A new kind of geothermal power being developed by a team of scientists from the Lawrence Livermore National Laboratory (LLNL), the University of Minnesota, and the Ohio State University could sequester carbon dioxide (CO2) while boosting power generation by at least 10 times compared to existing geothermal energy approaches.
The plant design resembles “a cross between a geothermal plant and the Large Hadron Collider,” featuring a network of subsurface concentric rings of horizontal wells inside which CO2, nitrogen, and water circulate to draw heat from deep below ground up to the surface, where it can be used to turn turbines and generate electricity. “This well arrangement encircles the injected fluids with a subsurface hydraulic dam, functioning much like a hydroelectric dam. The intent is to recover the maximum energy benefit from fluid injection operations, a major improvement over conventional geothermal power systems,” noted Tom Buscheck, an LLNL earth scientist, as the team debuted an expanded version of the design at a December American Geophysical Union meeting.

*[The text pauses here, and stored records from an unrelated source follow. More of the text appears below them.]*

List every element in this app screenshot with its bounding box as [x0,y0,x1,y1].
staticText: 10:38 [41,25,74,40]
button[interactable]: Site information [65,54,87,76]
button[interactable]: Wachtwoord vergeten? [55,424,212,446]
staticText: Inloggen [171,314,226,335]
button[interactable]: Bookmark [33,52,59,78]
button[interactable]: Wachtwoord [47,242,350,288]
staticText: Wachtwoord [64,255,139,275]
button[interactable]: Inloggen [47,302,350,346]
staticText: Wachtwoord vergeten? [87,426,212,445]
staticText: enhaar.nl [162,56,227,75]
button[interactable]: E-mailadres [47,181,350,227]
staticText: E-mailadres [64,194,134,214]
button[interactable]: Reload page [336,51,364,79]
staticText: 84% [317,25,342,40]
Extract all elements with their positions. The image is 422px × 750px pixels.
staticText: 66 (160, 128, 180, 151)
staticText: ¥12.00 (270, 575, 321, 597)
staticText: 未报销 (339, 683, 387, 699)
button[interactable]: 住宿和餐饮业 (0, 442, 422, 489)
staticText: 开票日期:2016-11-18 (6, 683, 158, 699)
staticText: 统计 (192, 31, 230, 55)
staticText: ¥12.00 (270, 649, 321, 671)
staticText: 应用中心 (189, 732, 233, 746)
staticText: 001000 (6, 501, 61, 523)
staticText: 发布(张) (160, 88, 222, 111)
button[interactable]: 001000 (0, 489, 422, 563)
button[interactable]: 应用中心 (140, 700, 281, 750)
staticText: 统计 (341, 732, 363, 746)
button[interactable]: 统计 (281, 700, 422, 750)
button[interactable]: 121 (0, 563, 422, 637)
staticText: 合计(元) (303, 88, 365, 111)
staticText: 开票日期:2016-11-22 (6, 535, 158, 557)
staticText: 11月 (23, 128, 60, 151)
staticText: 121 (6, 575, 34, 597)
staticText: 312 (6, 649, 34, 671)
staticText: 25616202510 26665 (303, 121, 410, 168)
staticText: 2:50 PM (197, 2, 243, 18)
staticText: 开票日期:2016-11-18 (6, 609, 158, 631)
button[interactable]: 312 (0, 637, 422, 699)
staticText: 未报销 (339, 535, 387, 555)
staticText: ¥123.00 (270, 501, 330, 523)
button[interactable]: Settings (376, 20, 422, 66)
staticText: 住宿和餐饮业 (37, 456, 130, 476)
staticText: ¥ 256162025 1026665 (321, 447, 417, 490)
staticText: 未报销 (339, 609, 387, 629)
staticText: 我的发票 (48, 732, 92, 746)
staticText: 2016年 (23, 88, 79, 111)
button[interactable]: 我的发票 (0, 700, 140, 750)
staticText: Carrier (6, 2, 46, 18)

The researchers say CO2 absorbs subterranean heat more efficiently than water. Extraction rates are 1.7 to 2.7 times larger with CO2 than with water because CO2 mass flow rates are up to five times greater (given a fixed pressure difference between injection and production wells). Computer simulations suggest that a system of four concentric rings of horizontal wells about three miles below the ground, with the outer ring being more than 10 miles in diameter, has the capacity to produce as much as 500 MW—much more than the average 38 MW produced by a conventional geothermal plant. A plant of that design might also sequester as much as 15 million tons of CO2 per year.
The approach, which stems from a design developed by Martin Saar of the University of Minnesota, adds nitrogen to the mix to enable highly efficient energy storage for an unprecedented duration. “Much of the energy required to drive the hot fluids out of the deep subsurface to surface power plants can be shifted in time to coincide with minimum power demand or when there is a surplus of renewable power on the electricity grid,” Buscheck explained.
Meanwhile, the fledgling technology has a number of advantages over enhanced geothermal systems (EGS), which are essentially man-made reservoirs created where there is hot rock but little natural permeability of fluid saturation. In EGS, fluid is injected into the subsurface under controlled conditions, which causes pre-existing fractures to open. The new plant design doesn’t require hydrofracturing of the reservoir, and it uses lower reservoir temperatures and pressures. Plus, it would likely sequester more CO2 with more emphasis on sequestration, the researchers say.
There are a number of caveats, however. One is that it would need to be connected, likely by pipeline, to a large CO2 source, possibly a coal-fired plant fitted with carbon capture. Buscheck added, however, that a pilot plant based on this design could initially be powered solely by nitrogen injection, in order to prove the economic viability of using CO2. The study also showed that this design can work effectively with or without CO2, broadening where this approach could be deployed. The research team is currently working on more detailed computer model simulations and economic analyses for specific geologic settings in the U.S.
Startup company Heat Mining Co., which was spun off from the University of Minnesota, holds the worldwide patent to an earlier form of the researchers’ approach, dubbed “CO2 Plume Geothermal” (CPG) and is looking to put an operational project online by 2016. The South Dakota–based company admits, however, that its CPG power system, which works “like a giant pressure cooker” to vent pressure and reduce the risk of CO2 leaks, requires a capped saline aquifer at least 2.5 kilometers deep, a minimum aquifer temperature of 50C, and a minimum of 1 million metric tons of stored CO2 (Figure 6).